German musician (1902–1989)

Will Glahé (February 12, 1902 - November 21, 1989) was a German accordionist, composer, and bandleader.

Glahé was born at Elberfeld, Germany. In the 1930s, he was, along with Heinz Munsonius and Albert Vossen, one of the most successful accordionists in Germany. He led his own orchestra from 1932 and became successful particularly in popular music.

One of his most famous songs in Germany was his 1936 recording of "Rosamunde" (a German female forename), a cover version of the song "Škoda lásky" ("Wasted Love") by Jaromir Vejvoda. Under the title "Beer Barrel Polka", the tune hit No. 1 on the Hit Parade in the United States in 1939. It sold over one million copies by 1943, and was awarded a gold disc by the RIAA. After World War II he was known as the "Polka King" in the U.S., and did both big band and folk music arrangements with his orchestra.

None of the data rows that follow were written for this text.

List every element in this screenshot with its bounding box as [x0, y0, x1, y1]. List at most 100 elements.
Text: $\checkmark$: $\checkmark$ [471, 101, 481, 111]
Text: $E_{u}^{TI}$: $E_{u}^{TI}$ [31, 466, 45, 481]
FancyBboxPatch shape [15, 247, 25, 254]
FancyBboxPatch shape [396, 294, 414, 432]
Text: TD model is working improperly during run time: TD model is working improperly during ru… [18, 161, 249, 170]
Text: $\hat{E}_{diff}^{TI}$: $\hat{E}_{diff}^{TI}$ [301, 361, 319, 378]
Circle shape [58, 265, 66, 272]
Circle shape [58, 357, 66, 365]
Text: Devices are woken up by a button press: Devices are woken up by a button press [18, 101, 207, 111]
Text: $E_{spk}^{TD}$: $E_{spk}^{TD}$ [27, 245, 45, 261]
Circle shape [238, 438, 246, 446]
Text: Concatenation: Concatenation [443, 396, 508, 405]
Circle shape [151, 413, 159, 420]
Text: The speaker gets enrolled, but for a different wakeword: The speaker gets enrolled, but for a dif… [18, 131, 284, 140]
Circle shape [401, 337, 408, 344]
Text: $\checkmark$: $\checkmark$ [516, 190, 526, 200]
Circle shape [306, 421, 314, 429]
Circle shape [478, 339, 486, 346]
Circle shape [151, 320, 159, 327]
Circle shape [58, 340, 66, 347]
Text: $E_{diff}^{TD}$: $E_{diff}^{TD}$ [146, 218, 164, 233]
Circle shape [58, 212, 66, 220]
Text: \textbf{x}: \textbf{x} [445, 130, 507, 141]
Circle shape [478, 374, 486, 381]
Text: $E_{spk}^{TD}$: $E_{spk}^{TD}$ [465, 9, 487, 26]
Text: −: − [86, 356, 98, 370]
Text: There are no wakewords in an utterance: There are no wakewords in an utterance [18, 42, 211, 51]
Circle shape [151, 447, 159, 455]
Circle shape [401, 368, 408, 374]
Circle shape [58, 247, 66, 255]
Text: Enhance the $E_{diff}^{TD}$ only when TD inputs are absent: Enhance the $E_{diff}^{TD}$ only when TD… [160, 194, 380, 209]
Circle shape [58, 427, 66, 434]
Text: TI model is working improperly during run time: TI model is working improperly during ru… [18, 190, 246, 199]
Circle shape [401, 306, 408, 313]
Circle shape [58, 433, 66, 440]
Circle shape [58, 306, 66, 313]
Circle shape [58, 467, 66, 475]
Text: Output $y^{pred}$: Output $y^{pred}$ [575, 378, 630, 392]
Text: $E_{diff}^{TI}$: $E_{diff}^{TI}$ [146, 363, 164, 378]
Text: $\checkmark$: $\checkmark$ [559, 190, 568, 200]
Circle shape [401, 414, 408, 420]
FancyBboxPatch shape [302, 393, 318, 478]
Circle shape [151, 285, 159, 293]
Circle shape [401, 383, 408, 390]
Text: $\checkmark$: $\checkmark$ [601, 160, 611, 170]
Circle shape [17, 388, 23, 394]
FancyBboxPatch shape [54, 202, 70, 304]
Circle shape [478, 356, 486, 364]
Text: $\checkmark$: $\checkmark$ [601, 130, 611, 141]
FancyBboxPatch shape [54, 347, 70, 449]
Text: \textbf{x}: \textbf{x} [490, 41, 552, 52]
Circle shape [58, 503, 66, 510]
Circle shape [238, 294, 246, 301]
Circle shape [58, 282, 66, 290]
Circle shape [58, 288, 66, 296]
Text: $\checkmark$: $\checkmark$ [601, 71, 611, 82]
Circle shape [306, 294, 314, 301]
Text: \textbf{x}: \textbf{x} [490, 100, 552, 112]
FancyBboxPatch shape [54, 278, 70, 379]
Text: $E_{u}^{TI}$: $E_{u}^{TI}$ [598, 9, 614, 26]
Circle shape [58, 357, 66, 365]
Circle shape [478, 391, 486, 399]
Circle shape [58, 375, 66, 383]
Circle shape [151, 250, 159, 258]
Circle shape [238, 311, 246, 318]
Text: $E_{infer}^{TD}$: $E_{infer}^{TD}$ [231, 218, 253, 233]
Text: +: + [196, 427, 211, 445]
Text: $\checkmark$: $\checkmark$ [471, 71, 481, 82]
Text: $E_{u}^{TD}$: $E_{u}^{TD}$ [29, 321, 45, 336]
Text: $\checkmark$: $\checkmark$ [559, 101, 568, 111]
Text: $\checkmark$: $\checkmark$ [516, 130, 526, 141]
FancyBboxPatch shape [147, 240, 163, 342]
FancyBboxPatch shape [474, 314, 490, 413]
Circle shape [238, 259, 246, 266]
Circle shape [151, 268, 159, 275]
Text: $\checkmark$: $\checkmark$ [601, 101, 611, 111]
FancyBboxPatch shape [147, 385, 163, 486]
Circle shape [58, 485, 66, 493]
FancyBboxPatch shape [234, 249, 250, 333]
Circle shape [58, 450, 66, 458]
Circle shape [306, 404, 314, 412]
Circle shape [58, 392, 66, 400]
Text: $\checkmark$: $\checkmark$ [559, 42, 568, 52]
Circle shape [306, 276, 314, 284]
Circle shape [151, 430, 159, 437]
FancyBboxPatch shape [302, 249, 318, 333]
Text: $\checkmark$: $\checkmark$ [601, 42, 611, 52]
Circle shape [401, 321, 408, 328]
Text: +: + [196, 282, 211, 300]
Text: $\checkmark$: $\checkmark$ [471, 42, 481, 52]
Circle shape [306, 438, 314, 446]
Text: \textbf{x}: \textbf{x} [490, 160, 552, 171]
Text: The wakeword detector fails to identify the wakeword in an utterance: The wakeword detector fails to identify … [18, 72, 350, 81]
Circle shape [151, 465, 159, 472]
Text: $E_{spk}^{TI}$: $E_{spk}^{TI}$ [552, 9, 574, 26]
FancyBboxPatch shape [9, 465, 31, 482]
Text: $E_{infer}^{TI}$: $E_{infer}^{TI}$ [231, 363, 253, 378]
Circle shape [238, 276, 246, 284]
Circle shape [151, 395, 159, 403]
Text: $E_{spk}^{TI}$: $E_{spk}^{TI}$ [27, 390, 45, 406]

His "Liechtensteiner Polka" was also a hit in Canada, reaching No. 11, and the U.S., hitting No. 16 on the Billboard Hot 100 in 1957. The follow-up single "Sweet Elizabeth" (1958) appeared in all major U.S. charts, nearing the top 40 in Cashbox and Music Vendor.

He had some success with "The Cuckoo Waltz" by Swede E. I. Jonasson in 1969, and the song is now used widely, in the Alice in Wonderland dark ride at Blackpool Pleasure Beach and in Efteling, Holland.

His album, Oktoberfest peaked at number 53 in Australia in 1973.

He died at Rheinbreitbach.

==Bibliography==
- Joel Whitburn, The Billboard Book of Top 40 Hits. 7th edn, 2000, p. 265.
- Elijah Wald, How the Beatles Destroyed Rock & Roll. Oxford, 2009, ch. 10 & 11.